There have been multiple instances in which members of the Canisius community, along with members of the local community, have been personally affected by some of the content that has been released. But the members of The Griffin think the fun of writing outweighs the consequences of potentially hurting the feelings of others.
Harb stated that she feels as though the MUD Issue is mostly for entertainment purposes, and that it is acceptable as long as nobody “takes it too seriously and gets their feelings hurt.”
As “fun” as it is for the staff to compile this issue each year, controversy arises around what is considered acceptable to include in this paper. What exactly crosses the line between fun and ethical?
According to The Society of Professional Journalists, journalists should “show compassion for those who may be affected by news coverage and use heightened sensitivity when dealing with juveniles, victims of sex crimes, and sources or subjects who are inexperienced or unable to give consent.”
Dr. Catherine Foster, The Griffin’s faculty advisor, feels that it is time to take a look at the bigger picture and consider putting an end to the tradition of the MUD Issue.

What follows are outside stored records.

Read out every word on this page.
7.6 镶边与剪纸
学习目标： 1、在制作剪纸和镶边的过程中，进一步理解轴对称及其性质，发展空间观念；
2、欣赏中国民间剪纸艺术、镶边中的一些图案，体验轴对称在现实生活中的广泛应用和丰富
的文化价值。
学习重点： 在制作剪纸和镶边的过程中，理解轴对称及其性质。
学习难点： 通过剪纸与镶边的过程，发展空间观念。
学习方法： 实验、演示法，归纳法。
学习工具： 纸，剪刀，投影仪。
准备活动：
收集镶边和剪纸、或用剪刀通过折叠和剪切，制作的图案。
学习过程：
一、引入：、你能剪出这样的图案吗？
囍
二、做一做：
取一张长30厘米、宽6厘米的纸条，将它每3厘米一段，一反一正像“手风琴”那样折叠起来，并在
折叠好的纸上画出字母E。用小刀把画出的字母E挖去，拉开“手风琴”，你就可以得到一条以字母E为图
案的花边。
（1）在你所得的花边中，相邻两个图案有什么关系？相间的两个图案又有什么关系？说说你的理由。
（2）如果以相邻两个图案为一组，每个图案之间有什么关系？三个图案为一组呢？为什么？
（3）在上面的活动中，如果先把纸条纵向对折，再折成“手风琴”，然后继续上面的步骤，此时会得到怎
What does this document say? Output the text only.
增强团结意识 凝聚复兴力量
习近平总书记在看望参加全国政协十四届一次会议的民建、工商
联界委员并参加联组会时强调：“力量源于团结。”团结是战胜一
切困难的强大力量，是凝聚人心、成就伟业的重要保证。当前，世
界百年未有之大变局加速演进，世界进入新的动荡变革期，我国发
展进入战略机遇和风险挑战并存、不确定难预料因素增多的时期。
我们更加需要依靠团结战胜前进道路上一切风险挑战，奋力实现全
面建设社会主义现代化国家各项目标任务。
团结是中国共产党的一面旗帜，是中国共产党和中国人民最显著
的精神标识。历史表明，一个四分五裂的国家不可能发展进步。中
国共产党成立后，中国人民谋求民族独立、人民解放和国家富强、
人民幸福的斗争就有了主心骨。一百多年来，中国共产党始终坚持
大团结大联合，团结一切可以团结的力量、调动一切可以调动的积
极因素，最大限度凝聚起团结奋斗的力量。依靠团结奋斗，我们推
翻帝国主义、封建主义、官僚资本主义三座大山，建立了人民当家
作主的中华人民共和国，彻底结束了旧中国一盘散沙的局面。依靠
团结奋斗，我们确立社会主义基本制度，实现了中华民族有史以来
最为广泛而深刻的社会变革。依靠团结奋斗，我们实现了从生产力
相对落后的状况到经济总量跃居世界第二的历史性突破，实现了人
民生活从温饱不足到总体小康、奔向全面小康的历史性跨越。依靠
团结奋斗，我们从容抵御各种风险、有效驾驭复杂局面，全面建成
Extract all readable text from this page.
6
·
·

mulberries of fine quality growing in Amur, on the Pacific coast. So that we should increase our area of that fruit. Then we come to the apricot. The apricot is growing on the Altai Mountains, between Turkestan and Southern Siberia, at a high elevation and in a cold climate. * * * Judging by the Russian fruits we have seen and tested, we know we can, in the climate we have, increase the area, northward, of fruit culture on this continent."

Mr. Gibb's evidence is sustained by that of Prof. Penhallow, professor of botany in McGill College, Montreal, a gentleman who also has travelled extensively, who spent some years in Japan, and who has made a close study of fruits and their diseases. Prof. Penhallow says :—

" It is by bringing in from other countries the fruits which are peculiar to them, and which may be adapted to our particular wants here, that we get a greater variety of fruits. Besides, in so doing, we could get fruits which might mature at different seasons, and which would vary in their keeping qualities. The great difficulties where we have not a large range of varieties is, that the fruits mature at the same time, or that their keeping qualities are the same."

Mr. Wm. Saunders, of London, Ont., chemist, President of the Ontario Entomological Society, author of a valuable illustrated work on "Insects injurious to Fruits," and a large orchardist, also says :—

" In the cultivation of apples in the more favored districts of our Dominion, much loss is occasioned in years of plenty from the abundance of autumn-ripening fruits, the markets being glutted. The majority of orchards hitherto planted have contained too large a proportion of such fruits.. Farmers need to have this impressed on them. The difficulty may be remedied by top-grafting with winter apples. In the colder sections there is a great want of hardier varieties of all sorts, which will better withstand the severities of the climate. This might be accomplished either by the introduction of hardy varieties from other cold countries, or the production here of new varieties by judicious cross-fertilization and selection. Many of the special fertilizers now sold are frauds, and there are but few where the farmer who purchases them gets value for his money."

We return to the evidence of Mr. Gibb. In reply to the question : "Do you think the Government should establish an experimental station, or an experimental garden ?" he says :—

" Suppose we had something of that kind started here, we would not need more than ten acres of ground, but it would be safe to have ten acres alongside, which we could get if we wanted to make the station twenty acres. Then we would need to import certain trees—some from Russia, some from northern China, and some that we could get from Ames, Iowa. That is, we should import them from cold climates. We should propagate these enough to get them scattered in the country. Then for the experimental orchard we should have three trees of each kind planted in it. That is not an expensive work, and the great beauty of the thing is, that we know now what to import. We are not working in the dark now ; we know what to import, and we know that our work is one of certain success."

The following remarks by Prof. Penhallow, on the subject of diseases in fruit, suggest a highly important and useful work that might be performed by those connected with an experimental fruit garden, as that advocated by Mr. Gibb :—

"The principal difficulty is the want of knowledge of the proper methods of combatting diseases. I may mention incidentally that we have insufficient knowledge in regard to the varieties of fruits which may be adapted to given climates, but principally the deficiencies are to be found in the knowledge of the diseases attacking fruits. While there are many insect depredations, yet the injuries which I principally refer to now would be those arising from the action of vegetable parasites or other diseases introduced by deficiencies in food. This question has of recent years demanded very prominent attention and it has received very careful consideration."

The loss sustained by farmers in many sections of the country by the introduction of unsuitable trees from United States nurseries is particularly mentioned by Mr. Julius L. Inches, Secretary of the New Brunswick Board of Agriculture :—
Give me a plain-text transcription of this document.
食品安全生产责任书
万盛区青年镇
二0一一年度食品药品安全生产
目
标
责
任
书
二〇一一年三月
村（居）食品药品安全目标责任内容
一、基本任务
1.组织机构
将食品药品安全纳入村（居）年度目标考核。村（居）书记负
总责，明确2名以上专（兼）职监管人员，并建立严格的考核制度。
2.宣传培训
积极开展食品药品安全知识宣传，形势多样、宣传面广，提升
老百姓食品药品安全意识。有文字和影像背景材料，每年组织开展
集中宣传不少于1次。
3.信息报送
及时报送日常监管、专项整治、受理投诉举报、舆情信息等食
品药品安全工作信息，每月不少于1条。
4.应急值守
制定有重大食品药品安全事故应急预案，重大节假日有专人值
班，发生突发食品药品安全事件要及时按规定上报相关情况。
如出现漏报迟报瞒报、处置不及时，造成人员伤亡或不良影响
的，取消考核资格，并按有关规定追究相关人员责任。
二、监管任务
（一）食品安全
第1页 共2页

“The fact that we have a journalism program which is supposed to teach people the standards and practices of good journalism… This just seems sort of amateur today, and I wish that it stopped,” Foster said. “Even if they decided the tradition is much too valuable to lose, I think it needs some context.”
She continued, “A lot of students don’t know what it is, but how can they appreciate the humor in it? There needs to be some sort of sign post on the front page of the paper that says this is our spoof issue [where] you don’t believe anything you read in it.”
The MUD Issue is a tradition that the editors and contributors of The Griffin hold very dear to their hearts. They look forward to it every year and are constantly brainstorming different ideas to feature in it throughout the entire year, Harb shared. She expressed strong feelings about keeping the tradition alive during the duration of her position as Editor-in-Chief.
“It’s really a really special tradition to us,” Harb said. “It’s our most popular issue all year, so we print over a thousand copies.”